Contemporary immigration controls aimed to exclude the entry of undesirable others into ‘near perfect societies’ and discourses of developing world overpopulation suggest that postwar social policy continues ideas and mechanisms incubated within the eugenics movement. Likewise, recent discourse in relation to COVID-19 has highlighted discussions about the shameful history of unethical experimentation and surgery upon BAME communities and their pervasive mistrust of clinical research.
We invite chapters that examine the ways in which representations of the body and gender within literature and visual culture (including film, television, graphic novels, comics, and video games) from the eighteenth century to the present day have engaged with and challenged political, religious, cultural and social attitudes towards eugenics, genetic ancestries and genetic technologies. Contributors may focus upon the ways in which genetic technologies have enabled individual choices and challenged deeply entrenched social issues such as racism, sexism and heterosexism.
We welcome original chapters that address topic areas and questions such as:
- ‘Eugenics’ (well born), ‘dysgenics’ (poor birth)

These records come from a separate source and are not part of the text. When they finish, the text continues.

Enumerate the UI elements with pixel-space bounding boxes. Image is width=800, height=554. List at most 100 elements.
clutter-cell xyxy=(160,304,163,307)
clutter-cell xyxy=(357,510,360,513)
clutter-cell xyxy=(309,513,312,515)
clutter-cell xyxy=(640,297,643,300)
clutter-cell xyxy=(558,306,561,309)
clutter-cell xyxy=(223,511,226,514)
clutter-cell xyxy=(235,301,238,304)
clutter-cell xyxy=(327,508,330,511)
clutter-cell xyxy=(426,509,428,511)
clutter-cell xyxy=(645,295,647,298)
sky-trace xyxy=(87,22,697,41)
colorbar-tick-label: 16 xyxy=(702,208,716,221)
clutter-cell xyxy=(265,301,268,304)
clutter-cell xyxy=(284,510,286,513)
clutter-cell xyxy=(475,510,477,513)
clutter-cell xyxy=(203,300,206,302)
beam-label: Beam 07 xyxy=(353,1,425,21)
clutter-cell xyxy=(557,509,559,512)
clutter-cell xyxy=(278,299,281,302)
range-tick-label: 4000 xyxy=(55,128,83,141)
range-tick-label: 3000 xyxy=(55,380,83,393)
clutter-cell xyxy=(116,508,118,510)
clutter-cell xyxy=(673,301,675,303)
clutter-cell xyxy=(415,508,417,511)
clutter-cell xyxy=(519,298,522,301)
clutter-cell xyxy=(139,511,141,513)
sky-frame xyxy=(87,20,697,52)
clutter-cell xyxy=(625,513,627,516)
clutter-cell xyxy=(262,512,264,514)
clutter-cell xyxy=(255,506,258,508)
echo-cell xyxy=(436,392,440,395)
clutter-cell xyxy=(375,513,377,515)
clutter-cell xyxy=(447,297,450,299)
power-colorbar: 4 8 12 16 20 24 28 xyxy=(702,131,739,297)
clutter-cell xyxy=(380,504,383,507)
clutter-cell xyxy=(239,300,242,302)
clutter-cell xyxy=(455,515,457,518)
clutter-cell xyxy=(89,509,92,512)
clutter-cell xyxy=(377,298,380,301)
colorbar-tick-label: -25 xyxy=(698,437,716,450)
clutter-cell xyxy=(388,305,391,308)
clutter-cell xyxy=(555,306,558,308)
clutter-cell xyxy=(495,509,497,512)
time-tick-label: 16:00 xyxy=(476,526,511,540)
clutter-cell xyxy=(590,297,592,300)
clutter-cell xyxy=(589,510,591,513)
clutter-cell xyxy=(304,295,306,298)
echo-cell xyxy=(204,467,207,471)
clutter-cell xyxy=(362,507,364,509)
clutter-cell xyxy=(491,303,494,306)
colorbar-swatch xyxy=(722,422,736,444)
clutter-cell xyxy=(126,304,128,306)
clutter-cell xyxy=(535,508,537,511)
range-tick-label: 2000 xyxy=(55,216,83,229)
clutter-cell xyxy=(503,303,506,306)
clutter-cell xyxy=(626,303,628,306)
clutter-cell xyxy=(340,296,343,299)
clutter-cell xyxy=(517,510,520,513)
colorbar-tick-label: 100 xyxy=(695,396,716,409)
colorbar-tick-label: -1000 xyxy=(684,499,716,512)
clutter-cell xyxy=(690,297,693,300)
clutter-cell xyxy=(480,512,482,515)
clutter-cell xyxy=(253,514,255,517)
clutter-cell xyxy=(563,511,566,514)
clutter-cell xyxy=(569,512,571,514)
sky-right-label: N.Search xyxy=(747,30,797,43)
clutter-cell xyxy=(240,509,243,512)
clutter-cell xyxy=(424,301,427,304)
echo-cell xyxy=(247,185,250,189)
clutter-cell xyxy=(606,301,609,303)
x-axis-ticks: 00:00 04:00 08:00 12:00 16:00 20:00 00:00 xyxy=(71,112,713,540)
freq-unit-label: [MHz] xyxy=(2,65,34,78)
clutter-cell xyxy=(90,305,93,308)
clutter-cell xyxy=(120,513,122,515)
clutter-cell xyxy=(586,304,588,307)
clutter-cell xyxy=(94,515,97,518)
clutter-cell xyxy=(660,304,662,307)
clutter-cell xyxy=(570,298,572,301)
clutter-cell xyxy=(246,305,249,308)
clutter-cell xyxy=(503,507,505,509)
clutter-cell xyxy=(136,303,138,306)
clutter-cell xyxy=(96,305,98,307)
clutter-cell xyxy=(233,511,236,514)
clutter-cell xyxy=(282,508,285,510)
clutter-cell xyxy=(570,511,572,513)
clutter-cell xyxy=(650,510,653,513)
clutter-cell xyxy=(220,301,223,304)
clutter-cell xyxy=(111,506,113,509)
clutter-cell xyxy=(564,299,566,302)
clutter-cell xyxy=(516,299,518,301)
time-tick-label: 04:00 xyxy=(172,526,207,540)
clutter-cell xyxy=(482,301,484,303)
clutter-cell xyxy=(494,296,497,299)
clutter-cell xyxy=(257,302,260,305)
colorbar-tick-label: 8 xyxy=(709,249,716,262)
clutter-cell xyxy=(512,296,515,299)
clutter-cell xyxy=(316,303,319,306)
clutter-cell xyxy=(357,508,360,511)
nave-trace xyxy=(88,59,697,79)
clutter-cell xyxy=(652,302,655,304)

- ‘Liberal’ eugenics and/or state sanctioned policies
- Beauty, health, morality, disability, utopian bodies
- Sexual selection, sexual hygiene, birth control
- Racial hierarchies, degeneration
- Criminality, sexual ‘disorders’
- Future bodies, cyborgs, transhumanism, post-sexuality
- Eugenics survivor narratives
- Medical genetics and genetic engineering
- Genetic inheritance, ancestral histories
- Human futures: the body, sexuality, gender, race,
- Ethics and human rights
How to Submit:
Chapter Proposal Submission Deadline: 1 November 2020. Please include (i) an abstract (no more than 200 words), (ii) a chapter proposal of 1,000 to 2,000 words clearly explaining the aims and concerns of your proposed chapter, (iii) a copy of your C.V and (iv) your contact details.
Final Acceptance Notification: 1 February 2021
Full Chapter Submission Deadline: 1 April 2021
Guidelines for Submissions: Final chapter word length: 8,000 words max.